Il reste qu’on ne peut pas toujours faire appel à eux. Ils sont dans leur vie professionnelle et familiale très occupés, souvent même débordés. Après tout, le rôle de parent n’est-il pas d’abord d’être présents pour eux.

Donc, je regarde de nouveau en face les travaux à effectuer, et je m’y suis mise. Je me surprends moi-même à accomplir des tâches que je déléguais si facilement il y a peu de temps.

La féministe en moi retrouve donc le chemin de son épanouissement, de son autonomie et de son indépendance, j’en suis fière.

Il ne suffit plus de dire que l’on est une femme en pleine possession de ses facultés, je le prouve à chaque jour. Et ça me crée une satisfaction très plaisante.

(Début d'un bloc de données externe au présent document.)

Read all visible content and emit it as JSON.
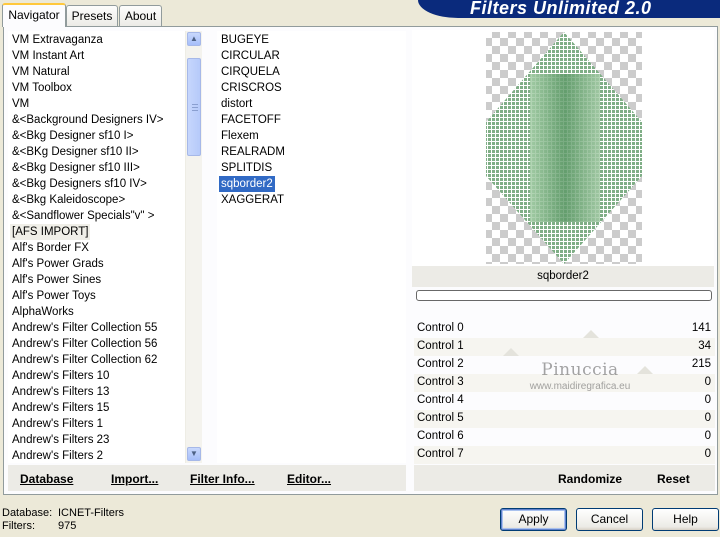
{
  "tabs": [
    {
      "label": "Navigator",
      "active": true
    },
    {
      "label": "Presets",
      "active": false
    },
    {
      "label": "About",
      "active": false
    }
  ],
  "app_title": "Filters Unlimited 2.0",
  "categories": [
    "VM Extravaganza",
    "VM Instant Art",
    "VM Natural",
    "VM Toolbox",
    "VM",
    "&<Background Designers IV>",
    "&<Bkg Designer sf10 I>",
    "&<BKg Designer sf10 II>",
    "&<Bkg Designer sf10 III>",
    "&<Bkg Designers sf10 IV>",
    "&<Bkg Kaleidoscope>",
    "&<Sandflower Specials\"v\" >",
    "[AFS IMPORT]",
    "Alf's Border FX",
    "Alf's Power Grads",
    "Alf's Power Sines",
    "Alf's Power Toys",
    "AlphaWorks",
    "Andrew's Filter Collection 55",
    "Andrew's Filter Collection 56",
    "Andrew's Filter Collection 62",
    "Andrew's Filters 10",
    "Andrew's Filters 13",
    "Andrew's Filters 15",
    "Andrew's Filters 1",
    "Andrew's Filters 23",
    "Andrew's Filters 2"
  ],
  "selected_category": "[AFS IMPORT]",
  "filters": [
    "BUGEYE",
    "CIRCULAR",
    "CIRQUELA",
    "CRISCROS",
    "distort",
    "FACETOFF",
    "Flexem",
    "REALRADM",
    "SPLITDIS",
    "sqborder2",
    "XAGGERAT"
  ],
  "selected_filter": "sqborder2",
  "preview_label": "sqborder2",
  "watermark": {
    "name": "Pinuccia",
    "url": "www.maidiregrafica.eu"
  },
  "controls": [
    {
      "label": "Control 0",
      "value": "141",
      "level": 0.553
    },
    {
      "label": "Control 1",
      "value": "34",
      "level": 0.133
    },
    {
      "label": "Control 2",
      "value": "215",
      "level": 0.843
    },
    {
      "label": "Control 3",
      "value": "0",
      "level": 0
    },
    {
      "label": "Control 4",
      "value": "0",
      "level": 0
    },
    {
      "label": "Control 5",
      "value": "0",
      "level": 0
    },
    {
      "label": "Control 6",
      "value": "0",
      "level": 0
    },
    {
      "label": "Control 7",
      "value": "0",
      "level": 0
    }
  ],
  "left_buttons": {
    "database": "Database",
    "import": "Import...",
    "filter_info": "Filter Info...",
    "editor": "Editor..."
  },
  "right_buttons": {
    "randomize": "Randomize",
    "reset": "Reset"
  },
  "status": {
    "database_label": "Database:",
    "database_value": "ICNET-Filters",
    "filters_label": "Filters:",
    "filters_value": "975"
  },
  "dialog_buttons": {
    "apply": "Apply",
    "cancel": "Cancel",
    "help": "Help"
  },
  "colors": {
    "selection_blue": "#316ac5",
    "banner_navy": "#0a2a7c",
    "preview_green": "#7fae86"
  }
}
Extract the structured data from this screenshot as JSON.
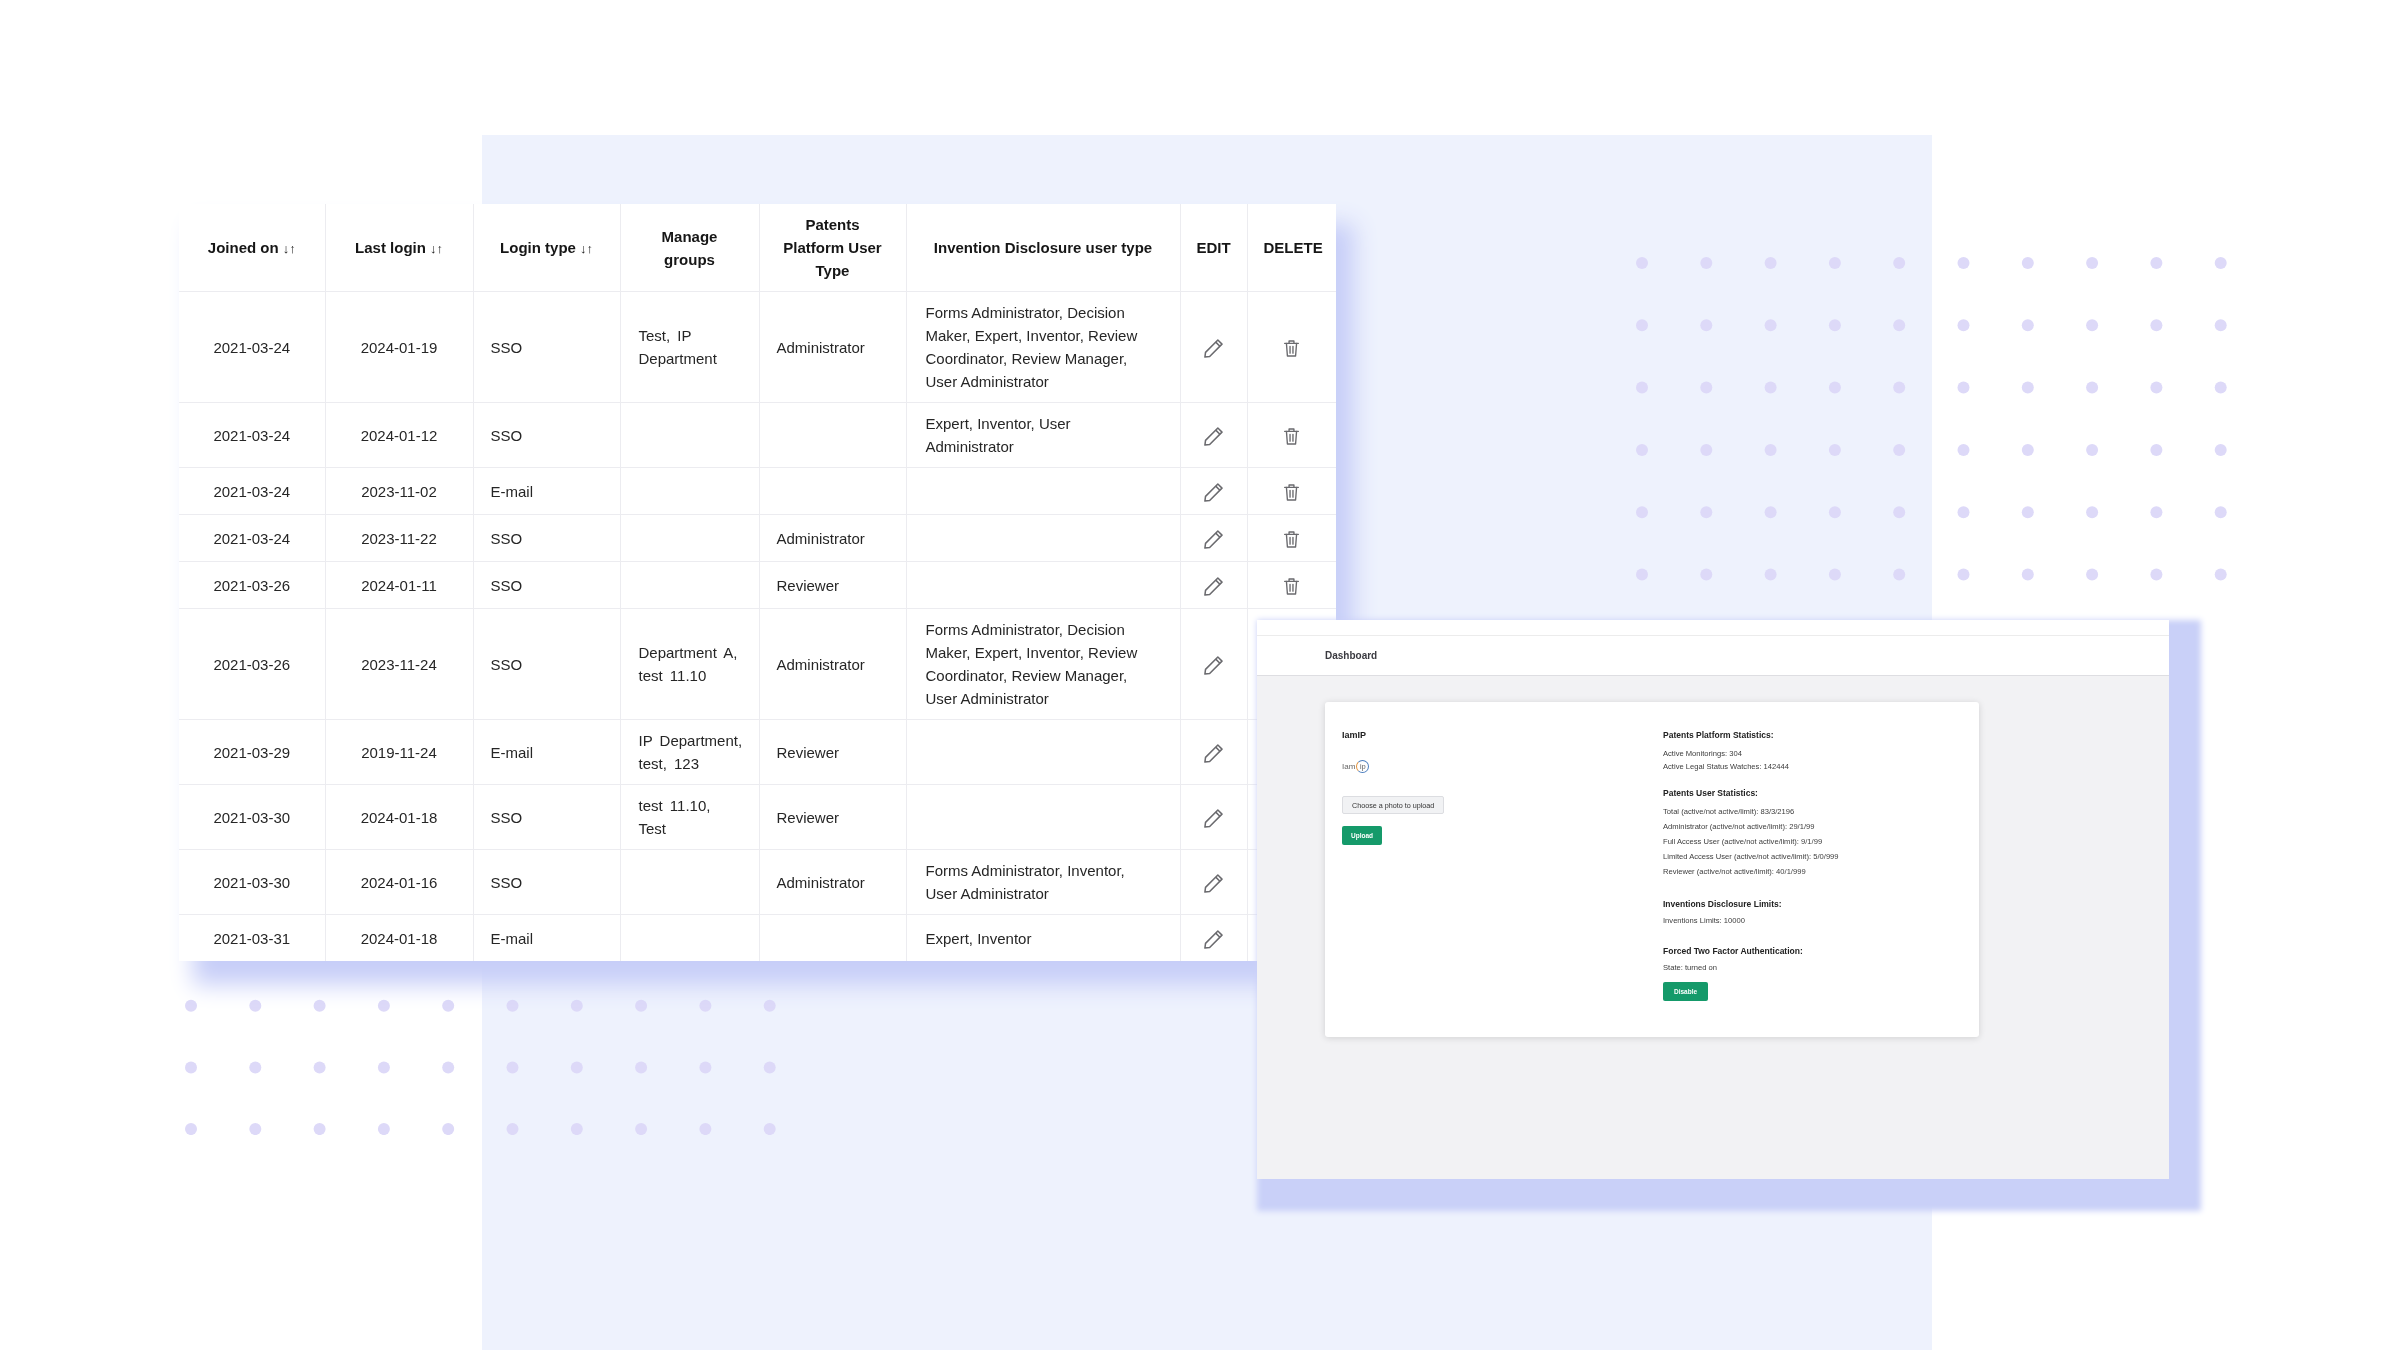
{
  "table": {
    "columns": [
      {
        "label": "Joined on",
        "sort": "↓↑"
      },
      {
        "label": "Last login",
        "sort": "↓↑"
      },
      {
        "label": "Login type",
        "sort": "↓↑"
      },
      {
        "label": "Manage groups"
      },
      {
        "label": "Patents Platform User Type"
      },
      {
        "label": "Invention Disclosure user type"
      },
      {
        "label": "EDIT"
      },
      {
        "label": "DELETE"
      }
    ],
    "rows": [
      {
        "joined_on": "2021-03-24",
        "last_login": "2024-01-19",
        "login_type": "SSO",
        "manage_groups": "Test, IP Department",
        "patents_platform_user_type": "Administrator",
        "invention_disclosure_user_type": "Forms Administrator, Decision Maker, Expert, Inventor, Review Coordinator, Review Manager, User Administrator",
        "delete_icon": true
      },
      {
        "joined_on": "2021-03-24",
        "last_login": "2024-01-12",
        "login_type": "SSO",
        "invention_disclosure_user_type": "Expert, Inventor, User Administrator",
        "delete_icon": true
      },
      {
        "joined_on": "2021-03-24",
        "last_login": "2023-11-02",
        "login_type": "E-mail",
        "delete_icon": true
      },
      {
        "joined_on": "2021-03-24",
        "last_login": "2023-11-22",
        "login_type": "SSO",
        "patents_platform_user_type": "Administrator",
        "delete_icon": true
      },
      {
        "joined_on": "2021-03-26",
        "last_login": "2024-01-11",
        "login_type": "SSO",
        "patents_platform_user_type": "Reviewer",
        "delete_icon": true
      },
      {
        "joined_on": "2021-03-26",
        "last_login": "2023-11-24",
        "login_type": "SSO",
        "manage_groups": "Department A, test 11.10",
        "patents_platform_user_type": "Administrator",
        "invention_disclosure_user_type": "Forms Administrator, Decision Maker, Expert, Inventor, Review Coordinator, Review Manager, User Administrator"
      },
      {
        "joined_on": "2021-03-29",
        "last_login": "2019-11-24",
        "login_type": "E-mail",
        "manage_groups": "IP Department, test, 123",
        "patents_platform_user_type": "Reviewer"
      },
      {
        "joined_on": "2021-03-30",
        "last_login": "2024-01-18",
        "login_type": "SSO",
        "manage_groups": "test 11.10, Test",
        "patents_platform_user_type": "Reviewer"
      },
      {
        "joined_on": "2021-03-30",
        "last_login": "2024-01-16",
        "login_type": "SSO",
        "patents_platform_user_type": "Administrator",
        "invention_disclosure_user_type": "Forms Administrator, Inventor, User Administrator"
      },
      {
        "joined_on": "2021-03-31",
        "last_login": "2024-01-18",
        "login_type": "E-mail",
        "invention_disclosure_user_type": "Expert, Inventor"
      }
    ]
  },
  "dashboard": {
    "breadcrumb": "Dashboard",
    "card": {
      "title": "IamIP",
      "logo": {
        "text": "Iam",
        "mark": "ip"
      },
      "buttons": [
        {
          "label": "Choose a photo to upload",
          "kind": "secondary"
        },
        {
          "label": "Upload",
          "kind": "primary"
        }
      ],
      "sections": [
        {
          "heading": "Patents Platform Statistics:",
          "lines": [
            "Active Monitorings: 304",
            "Active Legal Status Watches: 142444"
          ]
        },
        {
          "heading": "Patents User Statistics:",
          "lines": [
            "Total (active/not active/limit): 83/3/2196",
            "Administrator (active/not active/limit): 29/1/99",
            "Full Access User (active/not active/limit): 9/1/99",
            "Limited Access User (active/not active/limit): 5/0/999",
            "Reviewer (active/not active/limit): 40/1/999"
          ]
        },
        {
          "heading": "Inventions Disclosure Limits:",
          "lines": [
            "Inventions Limits: 10000"
          ]
        },
        {
          "heading": "Forced Two Factor Authentication:",
          "lines": [
            "State: turned on"
          ],
          "button": {
            "label": "Disable",
            "kind": "primary"
          }
        }
      ]
    }
  }
}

C’est le juste retour de la vie, je retrouve les espoirs de mes vingt ans et je me prouve que j’avais raison. Femme ou homme, le partage de nos tâches est un plus dans la vie certes, mais l’un sans l’autre peut aussi survivre.

Il reste le besoin d’affection et de tendresse, c’est normal. L’égalité s’y insère aussi. Tant qu’on ne devient pas un « dépendant affectif », l’histoire peut se terminer en beauté. Il suffit de prendre chaque moment de bonheur qui passe et de le savourer longuement.

Je le souhaite à toutes les femmes, de toutes générations.

5 commentaires

  1. Louise Tremblay

    Bravo chère L.P. Pour ce merveilleux témoignage.
    J’aimerais bien que l’on se trouve un moment pour prendre un café ensemble.

    • Liette Picotin

      Bien sûr, j’aimerais bien moi-aussi.

  2. Marie Claude pilote

    Quel beau message!

  3. Donald Lanthier

    Madame Liette,
    Votre texte est le reflet d’une femme aimante, libre, équilibrée et généreuse. Le féminisme en vous ne cesse de vous épanouir. Vous lire a été un moment de grâce et suis entré dans votre témoignage par la grande porte. Merci et félicitaions madame Picotin, ex-étudiante adulée à l’Université du troisième âge.
    Donald Lanthier

  4. Claudette Simard

    Quel plaisir de te lire belle amie d’écriture. Ton texte réfléchi et déposé me rejoint assurément. Bravo pour ce temps d’introspection. Il témoigne de la belle âme que tu es et de ces passages de vie qui ne devaient rester sous silence. Nul doute que je t’apprecie davantage.